Despite pledges made at the climate summit COP26, the world is still nowhere near its goals on limiting global temperature rise, according to the Climate Action Tracker (CAT).
It calculates that the world is heading for 2.4C of warming, far more than the 1.5C limit nations committed to. The prediction contradicts the optimism at the UN meeting last week, following a series of big announcements that included a vow to stop deforestation. The report by Climate Action Tracker looks at promises made by governments before and during COP26.
It concludes that, in 2030, the greenhouse gas emissions that warm the planet will still be twice as high as necessary for keeping temperature rise below 1.5C degree.
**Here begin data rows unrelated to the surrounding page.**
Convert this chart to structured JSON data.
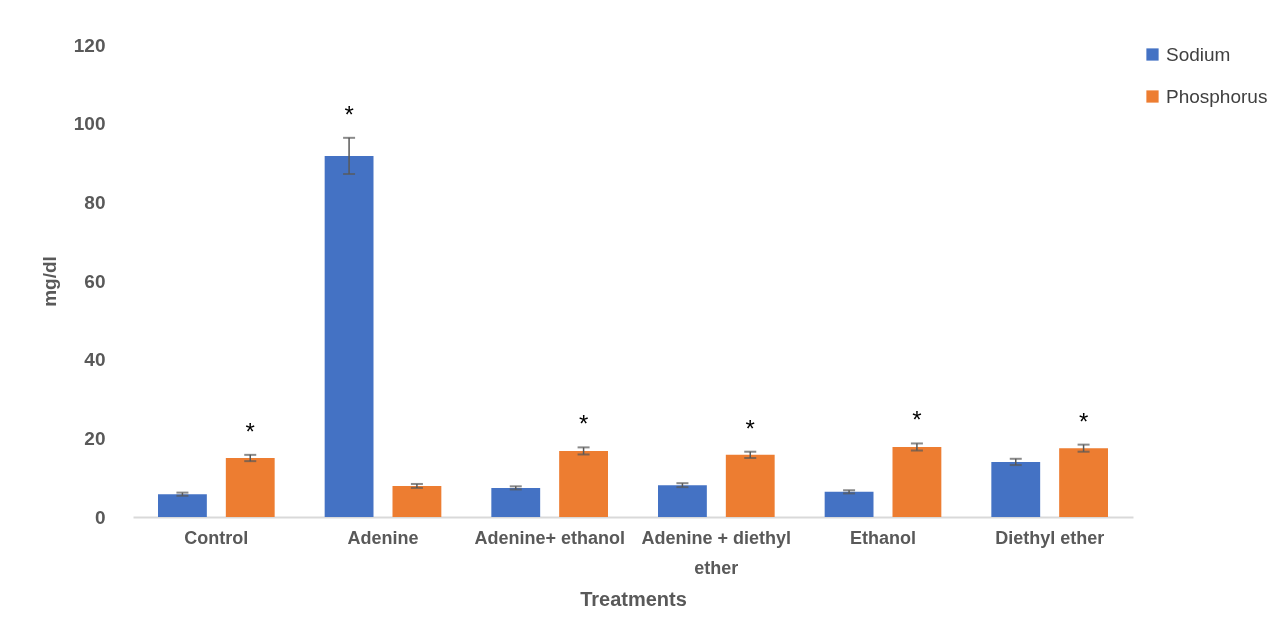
{
  "chart_data": {
    "type": "bar",
    "xlabel": "Treatments",
    "ylabel": "mg/dl",
    "categories": [
      "Control",
      "Adenine",
      "Adenine+ ethanol",
      "Adenine + diethyl ether",
      "Ethanol",
      "Diethyl ether"
    ],
    "series": [
      {
        "name": "Sodium",
        "color": "#4472c4",
        "values": [
          5.8,
          91.8,
          7.4,
          8.1,
          6.4,
          14.0
        ],
        "errors": [
          0.4,
          4.6,
          0.4,
          0.5,
          0.4,
          0.8
        ],
        "value_labels": [
          null,
          "*",
          null,
          null,
          null,
          null
        ]
      },
      {
        "name": "Phosphorus",
        "color": "#ed7d31",
        "values": [
          15.0,
          7.9,
          16.8,
          15.8,
          17.8,
          17.5
        ],
        "errors": [
          0.8,
          0.5,
          0.9,
          0.8,
          0.9,
          0.9
        ],
        "value_labels": [
          "*",
          null,
          "*",
          "*",
          "*",
          "*"
        ]
      }
    ],
    "ylim": [
      0,
      120
    ],
    "yticks": [
      0,
      20,
      40,
      60,
      80,
      100,
      120
    ],
    "grid": false,
    "legend": "right"
  }
}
COP26 "has a massive credibility, action and commitment gap", it says in its analysis. "If they have no plans as to how to get there, and their 2030 targets are as low as so many of them are, then frankly, these net zero targets are just lip service to real climate action," said Bill Hare, chief executive of Climate Analytics, one of the groups behind the Tracker. The main driver of the gap between promises and projections is continued coal and gas production, the organisation concludes. Hare explained that “We are concerned that some countries are trying to portray Cop26 as if the 1.5C limit is nearly in the bag. But it’s not, it’s very far from it, and they are downplaying the need to get short-term targets for 2030 in line with 1.5C.” Hare said many of the long-term goals countries had set out lacked credibility. He pointed to Brazil, Australia and Russia. “We are concerned that there is not a seriousness of purpose at Cop26. It’s very hypothetical, getting to net zero in 2050,”
When governments' actual policies - rather than pledges - are analysed, the world's projected warming is 2.7C by 2100, suggests Climate Action Tracker. Climate Action Tracker blames "stalled momentum" from governments for limited progress towards cutting greenhouse gas emissions by 2030.
The problem comes from the inclusion of long-term pledges to reach net zero emissions by 2050. 140 governments have promised to reach net zero, covering 90% of global emissions by mid-century-ish carbon neutrality target - China's is 2060, India's 2070. According to the CAT, these goals are giving "false hope".
Based on what countries have put on the table for 2030, the world is set to warm by 2.4C by 2100. That picture gets a bit better if you include America's and China's long-term targets, which reduces the temperature to 2.1C. If every country implemented their long-term net zeroes, then 1.8C could indeed be possible.
But the reality is that, without a serious plan for 2030, most of these longer-term goals will not be realised.
But Climate Action Tracker says only a handful have plans in place to reach the goal. It analysed the policies of 40 countries and concluded that only a small number are rated "acceptable", covering a fraction of the world's emissions.
"...It's a devastating report that in any sane world would cause governments in Glasgow to immediately set aside their differences and work with uncompromising vigour for a deal to save our common future," said Greenpeace International's executive director Jennifer Morgan.
The Green party co-leader Adrian Ramsay said: “Today was the day the sugar coating fell off the Cop26 talks to reveal the bitter pill that world leaders are going to force us to swallow if they don’t take much stronger action.